Histopathological results demonstrating structural changes in testis tissue of heavy metal toxicity such as lead acetate were reported by some researchers. In the present study, histopathological view of testis sections in the lead acetate treated group showed the testicular damage, necrosis of seminiferous tubules, and loss of spermatid, as compared to the negative control group. The testicular damage, necrosis of seminiferous tubules and loss of spermatid were considerably mild in the groups treated with curcumin 400 mg/kg.

In summary, our data indicate that lead acetate-induced testicular toxicity might be related to oxidative damage. Co-administration of curcumin lessened the effects of lead acetate-induced testicular toxicity possibly by inhibiting free radical-mediated process. Further investigation of these promising protective effects of curcumin against lead acetate-induced testicular damage may have a considerable impact on developing clinically feasible strategies to treat patients with lead acetate-induced testicular failure.

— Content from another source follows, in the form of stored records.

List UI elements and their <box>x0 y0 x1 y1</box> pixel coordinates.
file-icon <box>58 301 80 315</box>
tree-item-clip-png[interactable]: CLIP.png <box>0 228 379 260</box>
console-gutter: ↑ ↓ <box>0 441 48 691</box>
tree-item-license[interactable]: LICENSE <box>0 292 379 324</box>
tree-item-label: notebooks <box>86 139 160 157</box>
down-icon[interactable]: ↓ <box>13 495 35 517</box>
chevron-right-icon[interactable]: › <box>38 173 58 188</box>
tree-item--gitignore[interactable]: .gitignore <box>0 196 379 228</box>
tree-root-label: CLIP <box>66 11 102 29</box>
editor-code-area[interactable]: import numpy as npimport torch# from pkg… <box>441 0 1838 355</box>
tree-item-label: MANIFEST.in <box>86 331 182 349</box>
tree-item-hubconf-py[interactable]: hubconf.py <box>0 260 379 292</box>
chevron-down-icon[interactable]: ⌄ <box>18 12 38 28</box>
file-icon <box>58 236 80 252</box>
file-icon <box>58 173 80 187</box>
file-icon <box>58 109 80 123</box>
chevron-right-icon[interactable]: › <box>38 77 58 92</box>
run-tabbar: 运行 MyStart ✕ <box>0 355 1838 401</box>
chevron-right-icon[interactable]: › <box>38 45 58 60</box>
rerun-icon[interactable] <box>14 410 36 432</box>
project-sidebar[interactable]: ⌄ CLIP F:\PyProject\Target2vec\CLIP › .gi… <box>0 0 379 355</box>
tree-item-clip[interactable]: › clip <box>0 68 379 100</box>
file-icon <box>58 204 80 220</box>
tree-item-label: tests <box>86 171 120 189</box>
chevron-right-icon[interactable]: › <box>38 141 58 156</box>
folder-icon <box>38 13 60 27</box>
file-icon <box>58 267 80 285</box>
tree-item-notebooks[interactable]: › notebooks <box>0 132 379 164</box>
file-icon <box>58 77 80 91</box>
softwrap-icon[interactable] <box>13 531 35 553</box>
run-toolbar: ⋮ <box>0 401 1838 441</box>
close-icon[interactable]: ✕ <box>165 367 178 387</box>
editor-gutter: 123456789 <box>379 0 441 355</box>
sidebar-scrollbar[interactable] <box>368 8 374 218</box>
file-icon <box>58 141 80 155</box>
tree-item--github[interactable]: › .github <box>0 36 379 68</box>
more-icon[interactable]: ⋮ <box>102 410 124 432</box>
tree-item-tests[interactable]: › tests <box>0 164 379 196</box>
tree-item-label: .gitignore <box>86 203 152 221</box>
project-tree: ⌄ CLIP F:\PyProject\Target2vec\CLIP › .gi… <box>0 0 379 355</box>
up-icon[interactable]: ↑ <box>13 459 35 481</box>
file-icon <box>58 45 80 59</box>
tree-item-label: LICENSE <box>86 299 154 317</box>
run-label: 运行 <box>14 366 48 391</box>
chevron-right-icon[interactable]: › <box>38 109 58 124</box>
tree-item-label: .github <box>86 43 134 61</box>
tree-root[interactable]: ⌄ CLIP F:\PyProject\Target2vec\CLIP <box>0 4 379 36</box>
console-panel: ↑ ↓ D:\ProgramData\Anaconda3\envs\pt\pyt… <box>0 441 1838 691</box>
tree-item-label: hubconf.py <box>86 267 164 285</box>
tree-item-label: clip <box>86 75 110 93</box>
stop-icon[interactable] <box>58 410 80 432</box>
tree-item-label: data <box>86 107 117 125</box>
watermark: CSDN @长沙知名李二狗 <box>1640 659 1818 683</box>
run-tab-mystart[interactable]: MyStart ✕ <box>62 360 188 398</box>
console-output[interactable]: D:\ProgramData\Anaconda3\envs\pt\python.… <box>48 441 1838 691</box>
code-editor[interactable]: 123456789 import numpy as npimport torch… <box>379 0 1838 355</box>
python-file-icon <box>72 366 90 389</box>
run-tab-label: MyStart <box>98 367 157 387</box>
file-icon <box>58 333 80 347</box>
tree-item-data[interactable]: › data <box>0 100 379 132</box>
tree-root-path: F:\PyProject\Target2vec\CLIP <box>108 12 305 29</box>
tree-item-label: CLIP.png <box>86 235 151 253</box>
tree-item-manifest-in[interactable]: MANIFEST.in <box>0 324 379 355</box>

The therapeutic potential of curcumin has been evaluated against several environmental toxicants. Singh, et al. (34) studied the protective effect of curcumin against the reproductive toxicity of cadmium chloride. They found that the presence of curcumin with cadmium chloride showed protective effects against its reproductive toxicity and this may be due to the activity of curcumin as antioxidant. Chandra, et al. (30) reported that the use of curcumin attenuated the damaged effects of chromium on the reproduction of male rats, improved its spermatogenic damage, decreased sperm count, testosterone level, and induced antioxidant defense.

CONCLUSION

The present results showed that lead acetate significantly decreased the sperm count, motility, and viability. Treatment with curcumin significantly enhanced sperm count, motility, and viability. The lead acetate treatment also significantly increased the MDA and decreased the antioxidant enzymes (SOD and GPx) in testis. The inhibition of antioxidant enzymes will increase free radicals in testicular tissues and might affect the rat reproductive fertility. The presence of curcumin with lead acetate showed protective effects as attenuating lead acetate against its testicular toxicity and this may be due to the activity of curcumin as antioxidant. The antioxidant enzymes (SOD and GPx) were increased and MDA was decreased after curcumin administration, and the enzymatic activities (SOD and GPx) and MDA in rats can be used as biomarkers of heavy metal toxicity such as lead acetate. Moreover, histological results of lead acetate showed damage of the seminiferous tubules and inhibition of spermatogenesis. Using diet rich in curcumin could be used to overcome the testicular toxicity of lead acetate.

ACKNOWLEDGEMENTS

This study was supported by the Indonesian Ministry of Health for Research in Study Program of Environmental Health, Polytechnic of Health Surabaya.